The newest releases from one of Italy’s best-loved regions are nearly upon us so many are beginning to wonder what kind of vintage we have on our hands with Brunello 2014. There are a number of mixed feelings around so far with the biggest headline aguably coming from regional heavy-weight Biondi-Santi announcing that they will not be bottling a 2014 Brunello di Montalcino (likely to the benefit of the Rosso di Montalcino!).
However this year as in any other challenging vintage in any given region around the world, the key is adaptation and management. Sometimes you just get unlucky and things don’t turn out as you hope, which may well have been the case at Biondi-Santi, but from what we have read and tasted, it’s not all bad news.
“Sometimes you just get unlucky and things don’t turn out as you hope... but from what we have read and tasted, it’s not all bad news. ”
According to Jancis Robinson the vintage started off well enough with “early budbreak and quick and generous fruit set,” things hit a rough patch with cooling temperatures and frequent hailstorms. Fortunately the weather turned in favour of those who weren’t already devestated and fine conditions through late summer and early autumn actually made for a healthy harvest.

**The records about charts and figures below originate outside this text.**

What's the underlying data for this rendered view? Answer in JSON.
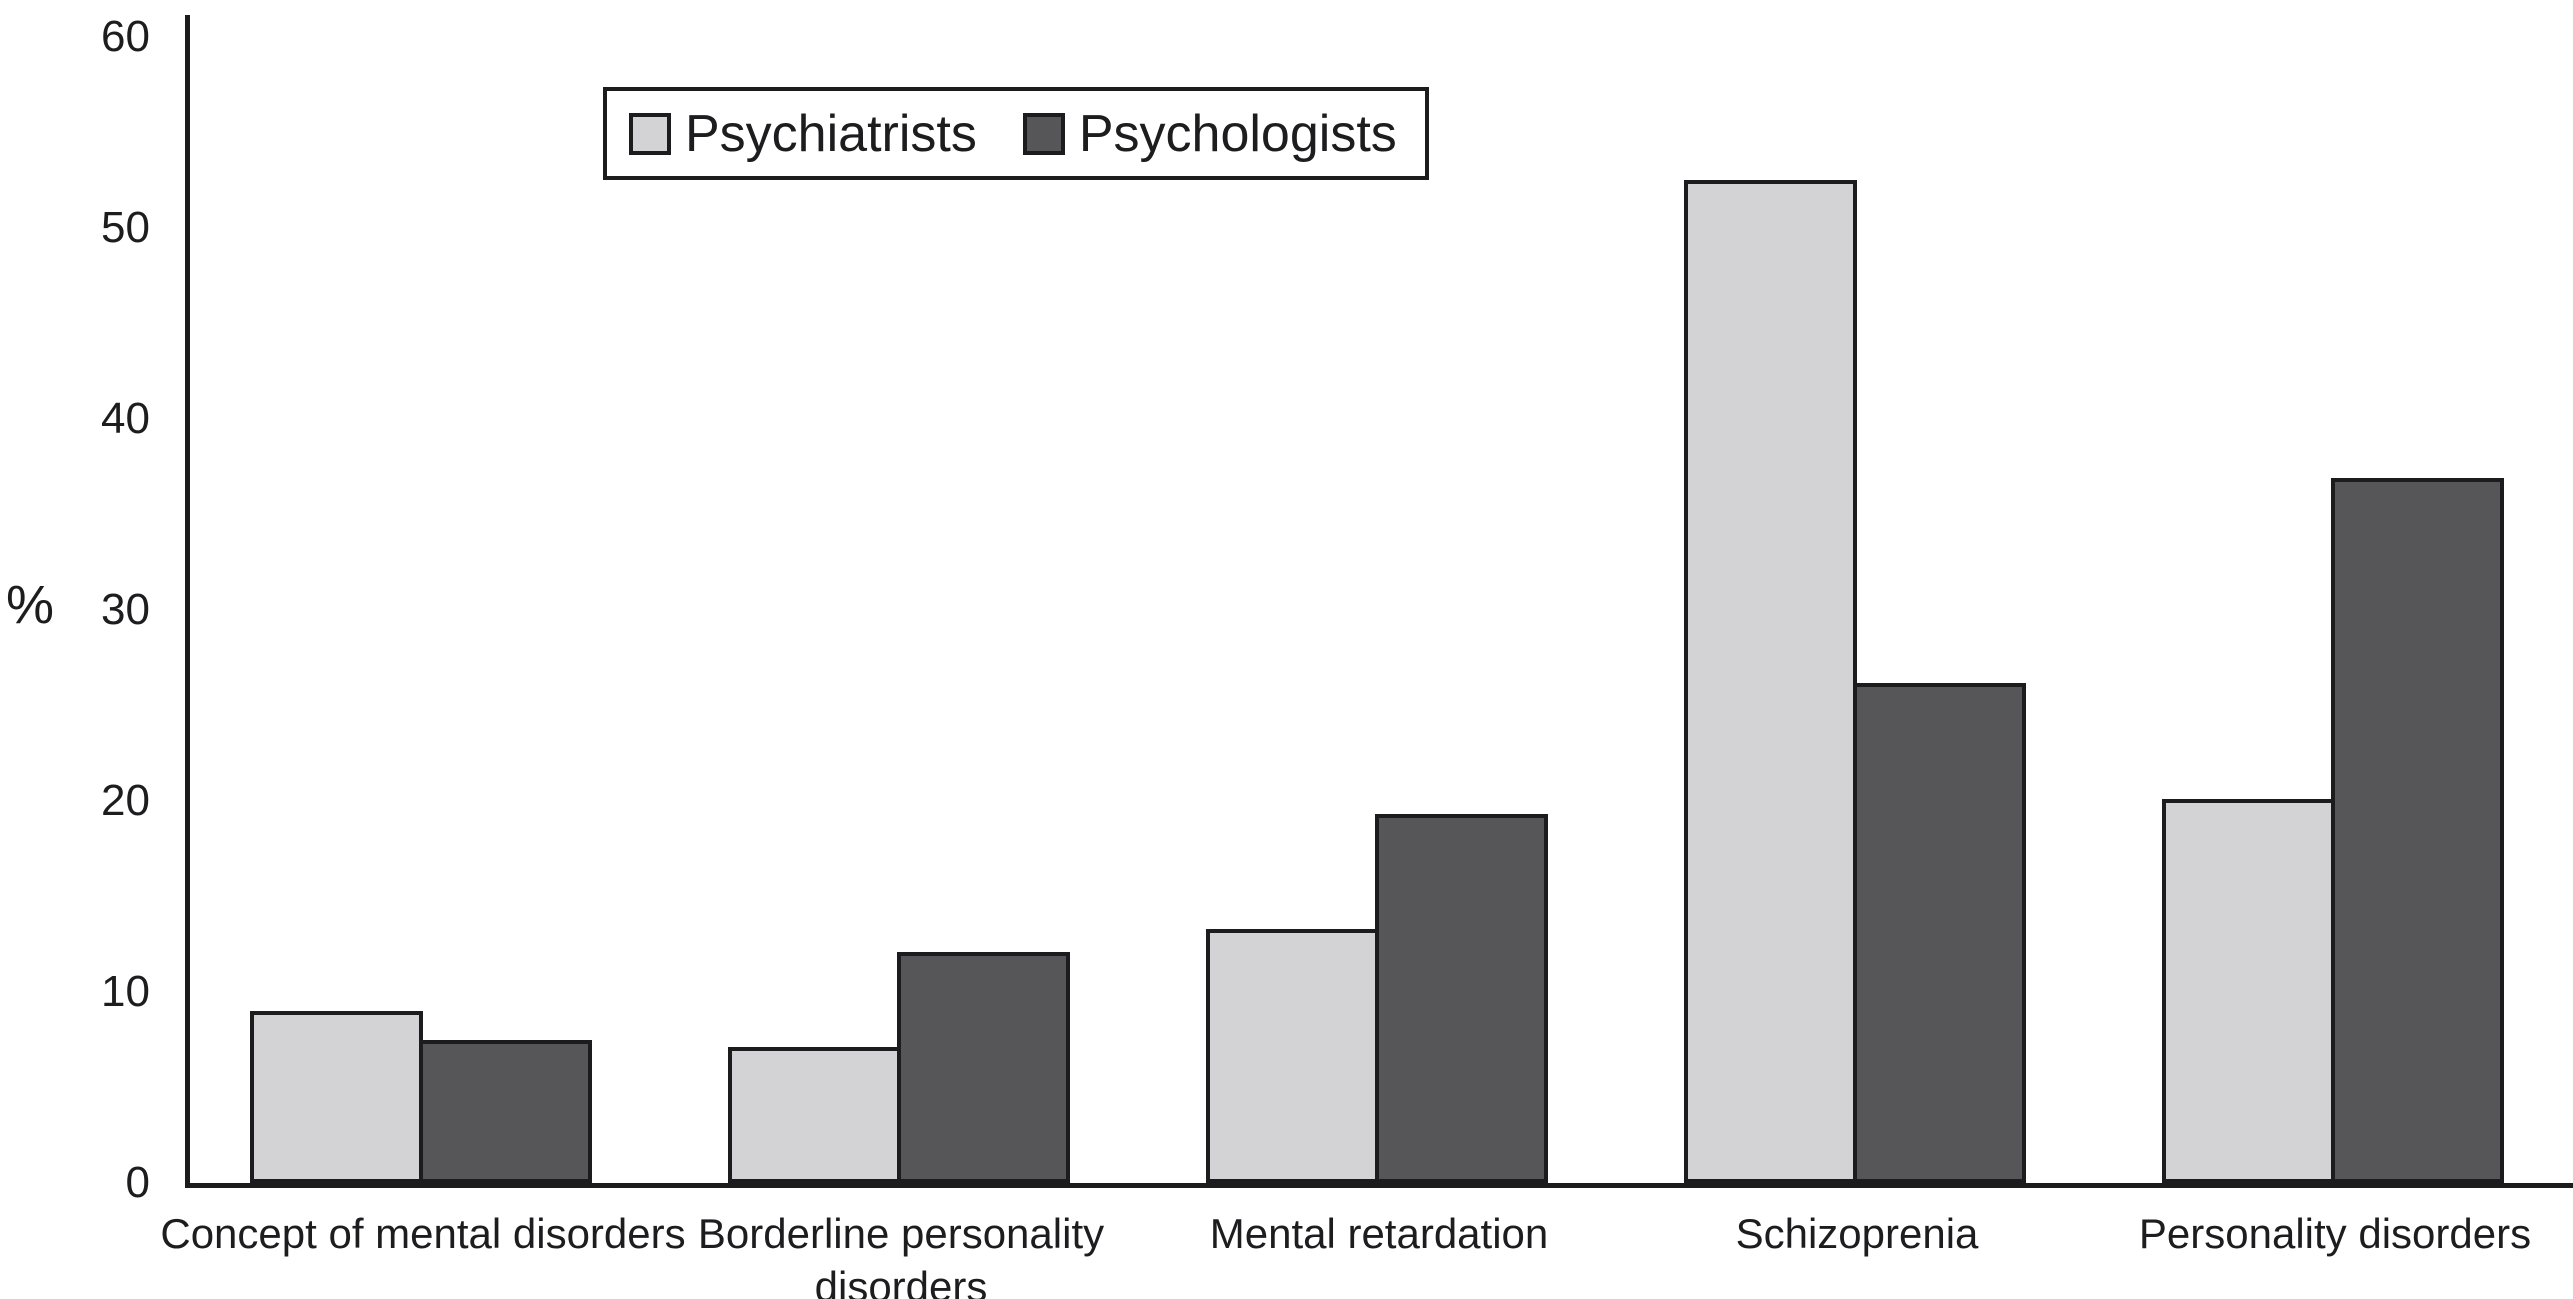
{
  "chart_data": {
    "type": "bar",
    "title": "",
    "xlabel": "",
    "ylabel": "%",
    "categories": [
      "Concept of mental disorders",
      "Borderline personality disorders",
      "Mental retardation",
      "Schizoprenia",
      "Personality disorders"
    ],
    "series": [
      {
        "name": "Psychiatrists",
        "values": [
          9.0,
          7.1,
          13.3,
          52.5,
          20.1
        ],
        "color": "#d3d3d5"
      },
      {
        "name": "Psychologists",
        "values": [
          7.5,
          12.1,
          19.3,
          26.2,
          36.9
        ],
        "color": "#565659"
      }
    ],
    "ylim": [
      0,
      60
    ],
    "yticks": [
      0,
      10,
      20,
      30,
      40,
      50,
      60
    ],
    "grid": false,
    "legend_position": "top-left-inside",
    "bar_border_color": "#1c1c1e",
    "axis_color": "#1c1c1e",
    "text_color": "#1d1d1f",
    "background": "#ffffff"
  }
}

From our own experience we have found those wines we have tasted to be a touch more delicate and refined in character than most vintages of Brunello. There’s almost a Burgundian/Pinoté character to the wines that we find quite captivating and expect that while they’ll be drinking relatively early they will be thoroughly enjoyable for their balance and beautifully pitched aromatics. Structurally they’re quite soft with generous red fruit profiles.
For lovers of Brunello this is a change of style from 2013 but one well-worth buying as it will represent an almost unique, thought still high-quality vintage in the canon of this most iconic appellation of Tuscany.